Sepolto nella catastrofica eruzione del 79 d.C., il brillante e cosiddetto era stato preservato per sempre dalla lava del Monte Vesuvio, ed a tratti fa ancora mostra di sé in diversi affreschi.

"Malgrado consista semplicemente in pigmento di cinabro, il rosso pompeiano è veramente unico. La sua intensità stupisce quando lo si paragona ai normali strati di vernice di cinabro" ha dichiarato Daniela Daniele, ricercatrice presso lo Staatliche Museen di Berlino.

Il cinabro è solfuro di mercurio (II), il principale minerale di mercurio.

La Daniele ha analizzato le stratigrafie di alcuni campioni di ville Pompeiane che riproducevano questa unica tonalità di rosso e le ha paragonate ad altre antiche pitture romane contenenti strati di pittura di normale cinabro.
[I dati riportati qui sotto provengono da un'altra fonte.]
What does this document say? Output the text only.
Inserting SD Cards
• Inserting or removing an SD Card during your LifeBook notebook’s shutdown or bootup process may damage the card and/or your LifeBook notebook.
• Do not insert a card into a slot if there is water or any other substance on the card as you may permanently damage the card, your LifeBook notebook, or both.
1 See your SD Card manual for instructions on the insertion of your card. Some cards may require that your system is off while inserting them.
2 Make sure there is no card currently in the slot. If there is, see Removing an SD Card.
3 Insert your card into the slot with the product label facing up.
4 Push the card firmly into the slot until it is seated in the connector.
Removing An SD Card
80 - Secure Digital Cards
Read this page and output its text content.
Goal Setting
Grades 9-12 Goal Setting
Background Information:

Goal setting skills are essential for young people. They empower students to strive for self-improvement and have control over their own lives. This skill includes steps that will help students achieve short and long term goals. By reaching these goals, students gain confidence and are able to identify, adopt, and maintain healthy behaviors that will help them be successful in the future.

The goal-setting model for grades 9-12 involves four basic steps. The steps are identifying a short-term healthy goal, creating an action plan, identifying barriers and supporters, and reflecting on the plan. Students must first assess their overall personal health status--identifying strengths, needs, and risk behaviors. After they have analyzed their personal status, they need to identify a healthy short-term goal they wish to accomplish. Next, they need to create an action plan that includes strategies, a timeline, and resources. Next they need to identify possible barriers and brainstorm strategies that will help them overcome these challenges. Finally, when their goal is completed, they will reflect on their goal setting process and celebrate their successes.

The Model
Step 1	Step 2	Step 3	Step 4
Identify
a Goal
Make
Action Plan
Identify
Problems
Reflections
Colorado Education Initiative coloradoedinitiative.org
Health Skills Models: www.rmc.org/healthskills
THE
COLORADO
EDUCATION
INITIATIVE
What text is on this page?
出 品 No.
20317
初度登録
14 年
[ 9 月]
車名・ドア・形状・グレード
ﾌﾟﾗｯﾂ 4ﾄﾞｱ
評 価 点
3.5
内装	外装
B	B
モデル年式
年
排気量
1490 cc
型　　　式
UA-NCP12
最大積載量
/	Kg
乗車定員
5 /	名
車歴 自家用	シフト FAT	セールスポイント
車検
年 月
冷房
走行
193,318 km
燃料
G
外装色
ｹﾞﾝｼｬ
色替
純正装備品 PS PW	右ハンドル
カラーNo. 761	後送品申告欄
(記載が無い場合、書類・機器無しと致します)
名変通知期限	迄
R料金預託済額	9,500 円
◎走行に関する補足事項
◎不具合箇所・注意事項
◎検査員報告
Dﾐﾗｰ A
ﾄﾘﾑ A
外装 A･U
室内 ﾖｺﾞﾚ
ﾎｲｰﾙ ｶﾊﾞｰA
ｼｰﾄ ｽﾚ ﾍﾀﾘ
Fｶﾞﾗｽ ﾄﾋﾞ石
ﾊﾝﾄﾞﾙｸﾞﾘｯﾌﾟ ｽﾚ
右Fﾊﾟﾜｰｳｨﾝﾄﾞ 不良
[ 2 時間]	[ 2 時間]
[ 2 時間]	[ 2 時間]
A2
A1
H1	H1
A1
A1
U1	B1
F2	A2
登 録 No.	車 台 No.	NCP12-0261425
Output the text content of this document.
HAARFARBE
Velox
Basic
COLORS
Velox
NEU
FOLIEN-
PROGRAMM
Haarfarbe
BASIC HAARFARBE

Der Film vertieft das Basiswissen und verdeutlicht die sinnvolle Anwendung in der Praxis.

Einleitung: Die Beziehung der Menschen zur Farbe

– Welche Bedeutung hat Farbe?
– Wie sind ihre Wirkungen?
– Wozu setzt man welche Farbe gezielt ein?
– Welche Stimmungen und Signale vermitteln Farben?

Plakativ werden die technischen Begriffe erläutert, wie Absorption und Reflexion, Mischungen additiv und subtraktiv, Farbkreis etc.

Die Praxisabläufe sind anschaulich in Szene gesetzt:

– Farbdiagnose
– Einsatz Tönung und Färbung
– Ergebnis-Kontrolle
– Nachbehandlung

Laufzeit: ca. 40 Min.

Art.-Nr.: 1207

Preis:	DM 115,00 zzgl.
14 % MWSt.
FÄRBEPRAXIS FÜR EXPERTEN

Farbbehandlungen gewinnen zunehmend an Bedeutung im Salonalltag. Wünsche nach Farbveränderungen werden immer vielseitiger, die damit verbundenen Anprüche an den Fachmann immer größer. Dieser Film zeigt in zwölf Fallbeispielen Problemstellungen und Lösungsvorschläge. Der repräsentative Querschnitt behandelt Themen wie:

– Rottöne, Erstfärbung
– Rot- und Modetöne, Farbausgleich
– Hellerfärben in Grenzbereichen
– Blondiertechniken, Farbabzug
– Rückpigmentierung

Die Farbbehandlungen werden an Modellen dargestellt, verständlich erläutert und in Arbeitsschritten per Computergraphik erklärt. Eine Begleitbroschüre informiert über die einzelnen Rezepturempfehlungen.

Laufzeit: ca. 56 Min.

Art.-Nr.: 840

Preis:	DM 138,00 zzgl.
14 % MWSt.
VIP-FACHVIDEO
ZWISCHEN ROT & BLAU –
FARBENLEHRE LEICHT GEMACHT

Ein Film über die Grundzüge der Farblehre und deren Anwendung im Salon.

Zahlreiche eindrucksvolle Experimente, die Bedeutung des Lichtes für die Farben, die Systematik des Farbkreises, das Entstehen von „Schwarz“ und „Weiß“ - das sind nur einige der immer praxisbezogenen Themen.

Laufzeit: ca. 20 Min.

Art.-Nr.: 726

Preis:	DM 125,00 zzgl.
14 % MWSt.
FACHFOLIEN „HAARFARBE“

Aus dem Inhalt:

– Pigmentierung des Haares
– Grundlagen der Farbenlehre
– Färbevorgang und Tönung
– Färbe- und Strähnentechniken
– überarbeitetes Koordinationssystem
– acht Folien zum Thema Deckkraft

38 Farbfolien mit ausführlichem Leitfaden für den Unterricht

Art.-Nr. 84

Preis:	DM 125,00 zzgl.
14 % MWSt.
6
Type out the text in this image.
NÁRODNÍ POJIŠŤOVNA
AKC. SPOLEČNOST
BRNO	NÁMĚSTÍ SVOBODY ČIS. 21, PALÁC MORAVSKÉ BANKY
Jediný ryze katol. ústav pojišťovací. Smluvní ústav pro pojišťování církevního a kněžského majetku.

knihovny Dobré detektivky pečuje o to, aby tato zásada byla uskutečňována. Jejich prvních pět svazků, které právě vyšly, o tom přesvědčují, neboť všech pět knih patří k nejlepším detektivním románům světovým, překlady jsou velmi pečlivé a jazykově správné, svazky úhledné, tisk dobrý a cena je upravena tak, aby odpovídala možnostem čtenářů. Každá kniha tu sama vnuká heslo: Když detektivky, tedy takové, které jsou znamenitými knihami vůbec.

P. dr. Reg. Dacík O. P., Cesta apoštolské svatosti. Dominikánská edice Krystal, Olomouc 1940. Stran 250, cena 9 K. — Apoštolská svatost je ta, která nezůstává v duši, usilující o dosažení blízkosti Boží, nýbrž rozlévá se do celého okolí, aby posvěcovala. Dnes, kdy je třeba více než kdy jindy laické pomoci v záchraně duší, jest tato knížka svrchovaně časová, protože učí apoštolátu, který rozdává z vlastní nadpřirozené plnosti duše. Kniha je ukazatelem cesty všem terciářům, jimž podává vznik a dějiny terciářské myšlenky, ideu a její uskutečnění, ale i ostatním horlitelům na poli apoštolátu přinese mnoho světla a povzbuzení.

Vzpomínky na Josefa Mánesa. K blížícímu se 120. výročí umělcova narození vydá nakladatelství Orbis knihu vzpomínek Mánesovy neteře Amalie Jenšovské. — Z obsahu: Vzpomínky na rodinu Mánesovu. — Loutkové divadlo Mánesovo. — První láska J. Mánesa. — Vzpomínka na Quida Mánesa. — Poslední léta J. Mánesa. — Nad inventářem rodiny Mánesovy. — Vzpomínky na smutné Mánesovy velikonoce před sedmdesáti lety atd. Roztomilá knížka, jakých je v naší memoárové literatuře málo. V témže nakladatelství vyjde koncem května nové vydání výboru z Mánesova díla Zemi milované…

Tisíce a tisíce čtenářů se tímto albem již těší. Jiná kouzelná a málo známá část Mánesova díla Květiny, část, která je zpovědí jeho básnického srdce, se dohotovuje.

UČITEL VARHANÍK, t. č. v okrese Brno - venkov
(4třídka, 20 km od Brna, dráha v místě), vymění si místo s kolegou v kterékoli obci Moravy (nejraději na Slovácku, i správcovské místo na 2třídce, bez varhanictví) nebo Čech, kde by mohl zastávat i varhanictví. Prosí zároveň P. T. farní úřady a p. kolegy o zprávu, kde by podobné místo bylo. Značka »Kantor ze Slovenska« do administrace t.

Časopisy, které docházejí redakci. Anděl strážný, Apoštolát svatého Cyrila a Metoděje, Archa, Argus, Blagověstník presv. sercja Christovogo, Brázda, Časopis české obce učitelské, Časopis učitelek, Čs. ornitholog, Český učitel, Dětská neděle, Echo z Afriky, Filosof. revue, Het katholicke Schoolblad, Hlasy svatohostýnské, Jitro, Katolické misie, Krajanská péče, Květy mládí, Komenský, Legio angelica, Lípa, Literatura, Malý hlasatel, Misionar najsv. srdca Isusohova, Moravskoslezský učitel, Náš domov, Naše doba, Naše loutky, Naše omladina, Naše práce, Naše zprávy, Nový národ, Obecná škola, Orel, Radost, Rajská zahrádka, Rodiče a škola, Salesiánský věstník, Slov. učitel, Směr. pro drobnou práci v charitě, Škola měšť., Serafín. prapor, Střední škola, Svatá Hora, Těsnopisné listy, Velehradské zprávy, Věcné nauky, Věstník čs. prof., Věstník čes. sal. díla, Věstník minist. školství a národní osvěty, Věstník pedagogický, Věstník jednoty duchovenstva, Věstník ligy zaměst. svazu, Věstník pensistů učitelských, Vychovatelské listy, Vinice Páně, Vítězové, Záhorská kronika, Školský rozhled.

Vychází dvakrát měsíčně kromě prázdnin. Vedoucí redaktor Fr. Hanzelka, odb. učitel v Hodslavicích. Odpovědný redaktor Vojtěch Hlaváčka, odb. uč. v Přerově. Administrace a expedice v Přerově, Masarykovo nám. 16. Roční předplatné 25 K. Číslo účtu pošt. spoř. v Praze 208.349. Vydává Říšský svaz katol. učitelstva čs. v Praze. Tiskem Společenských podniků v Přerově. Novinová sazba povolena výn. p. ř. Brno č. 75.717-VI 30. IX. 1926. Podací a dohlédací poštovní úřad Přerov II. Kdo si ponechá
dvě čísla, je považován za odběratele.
Il suo scopo era scoprire perché, nel rosso di Pompei, si riuscisse ad ottenere un drammatico effetto cromatico, pur usando lo stesso pigmento di minerale.

Nel caso del rosso Pompeiano, il cinabro naturale veniva processato con particolare cura, che includeva ciò che la Daniele definisce: "purificazione, macinatura e controllo dimensionale".

"Più raffinati erano i grani, e più brillante e coprente era il colore. Ma c´è ancora di più" ha aggiunto la Daniele.

Al microscopio ha individuato una "granulometria bimodale" con 10-15 microcristalli che agiscono come particelle riflettenti in una matrice di grani più raffinati.

Di base, gli antichi romani aggiungevano semplicemente alcuni grani più grossi alla polvere di cinabro finemente processata, creando grani della misura di circa 2-3 micron. Il risultato era una superficie scintillante, che non perdeva il suo tono di rosso saturo.

Secondo Bernardo Marchese dell´Università Federico II di Napoli, il rosso cinabro richiedeva nei fatti un raffinato processo di lavorazione.

"Il pigmento era usato in calce media, e doveva essere abbastanza liquido da essere applicato in strati di tinta sulla superficie delle pareti... Il risultato finale era soggetto ad una lucidatura a cera, per la prevenzione delle alterazioni, specie quando il colore era applicato alle pareti esterne, " hanno scritto Marchese e colleghi nel catalogo della mostra di Pompei: Homo faber: natura, scienza e tecnologia in una città romana.

Ma l´analisi di Daniele mostra che i campioni degli strati di pittura del normale cinabro mostrano solo un leggero processo del pigmento.

La polvere di cinabro ottenuta dai grani più grandi, di misura compresa tra i 10 ed i 25 micron, si è rivelata molto più trasparente e opaca, e atta a produrre un colore simile al rosso ocra, ha spiegato la ricercatrice.

"Ciò mostra che il « rosso pompeiano » è davvero diverso. Rappresenta l´acme dell´antica arte romana di creare i colori".